Michaela Kuhnhenne, Forschungsreferentin bei der Hans-Böckler-Stiftung, sieht die Akademisierung jedoch nicht unbedingt als Garant für mehr Geschlechtergleichheit im Hebammenberuf. Sie argumentiert, dass der Studiengang Menschen ohne (Fach)hochschulreife ausschließt und die Karriereoptionen für Hebammen, sowohl freiberuflich als auch im Krankenhaus, begrenzt sind.
Die Zukunft der männlichen Hebammen
Trotz der Herausforderungen sind männliche Hebammen wie Tobias Richter und Konstantin Wroblewski wichtige Vorbilder für andere junge Männer, die sich für eine Karriere in der Geburtshilfe interessieren.
Sie zeigen, dass es möglich ist, in einem traditionell weiblichen Beruf erfolgreich zu sein und dass Männer mit ihrer eigenen Perspektive und Erfahrung einen wichtigen Beitrag zur Geburtshilfe leisten können.
Warum gibt es so wenige männliche Hebammen?
Es gibt mehrere Gründe, warum es so wenige männliche Hebammen gibt:
- Traditionelle Geschlechterrollen: Der Beruf der Hebamme ist traditionell mit Frauen verbunden.
- Diskriminierung: Männer in Frauenberufen werden oft mit Vorurteilen und Diskriminierung konfrontiert.
- Mangelnde Sichtbarkeit: Es gibt nur wenige männliche Hebammen, die als Vorbilder dienen können.
Welche Vorteile haben männliche Hebammen?
Männliche Hebammen bringen neue Perspektiven in den Beruf und können:
- Väter besser unterstützen und ihre Bedürfnisse verstehen.
- Den Blick auf die Geburtshilfe erweitern und neue Ideen einbringen.
- Die Geschlechterrollen in der Geburtshilfe aufbrechen.
Wie kann ich mich als Mann für den Hebammenberuf bewerben?
Um Hebamme zu werden, musst du eine Ausbildung zum bachelor of midwifery absolvieren. Die Zulassungsvoraussetzungen für das Studium sind an den einzelnen Hochschulen unterschiedlich.
Welche Karriereoptionen gibt es für männliche Hebammen?
Männliche Hebammen können in Krankenhäusern, Geburtshäusern oder freiberuflich arbeiten.
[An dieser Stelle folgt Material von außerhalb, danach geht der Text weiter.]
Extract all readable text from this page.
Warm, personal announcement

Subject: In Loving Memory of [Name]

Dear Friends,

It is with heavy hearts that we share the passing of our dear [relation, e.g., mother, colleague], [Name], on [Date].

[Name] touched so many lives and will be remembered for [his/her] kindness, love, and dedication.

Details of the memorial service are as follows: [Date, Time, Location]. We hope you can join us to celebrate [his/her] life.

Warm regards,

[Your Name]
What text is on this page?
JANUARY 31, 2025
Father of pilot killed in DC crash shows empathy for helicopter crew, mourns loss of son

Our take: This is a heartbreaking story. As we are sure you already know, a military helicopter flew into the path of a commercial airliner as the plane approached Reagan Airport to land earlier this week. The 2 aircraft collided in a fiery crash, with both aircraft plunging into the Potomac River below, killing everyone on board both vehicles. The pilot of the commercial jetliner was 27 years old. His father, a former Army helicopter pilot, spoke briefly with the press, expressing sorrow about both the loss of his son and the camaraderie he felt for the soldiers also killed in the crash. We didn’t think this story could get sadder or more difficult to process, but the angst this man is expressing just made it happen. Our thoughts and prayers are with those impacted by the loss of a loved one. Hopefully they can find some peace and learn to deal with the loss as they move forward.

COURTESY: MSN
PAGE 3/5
Sie können sich auch in der Ausbildung von Hebammen engagieren oder in der Forschung arbeiten.
Fazit
Der Beruf der Hebamme ist offen für alle Geschlechter, und männliche Hebammen leisten einen wichtigen Beitrag zur Geburtshilfe. Obwohl es noch Herausforderungen gibt, wird der Beruf der Hebamme für Männer immer attraktiver.
Die Zukunft der männlichen Hebammen ist vielversprechend. Mit ihrer Expertise und ihrer neuen Perspektive können sie die Geburtshilfe bereichern und zu einer gerechteren und inklusiveren Gesellschaft beitragen.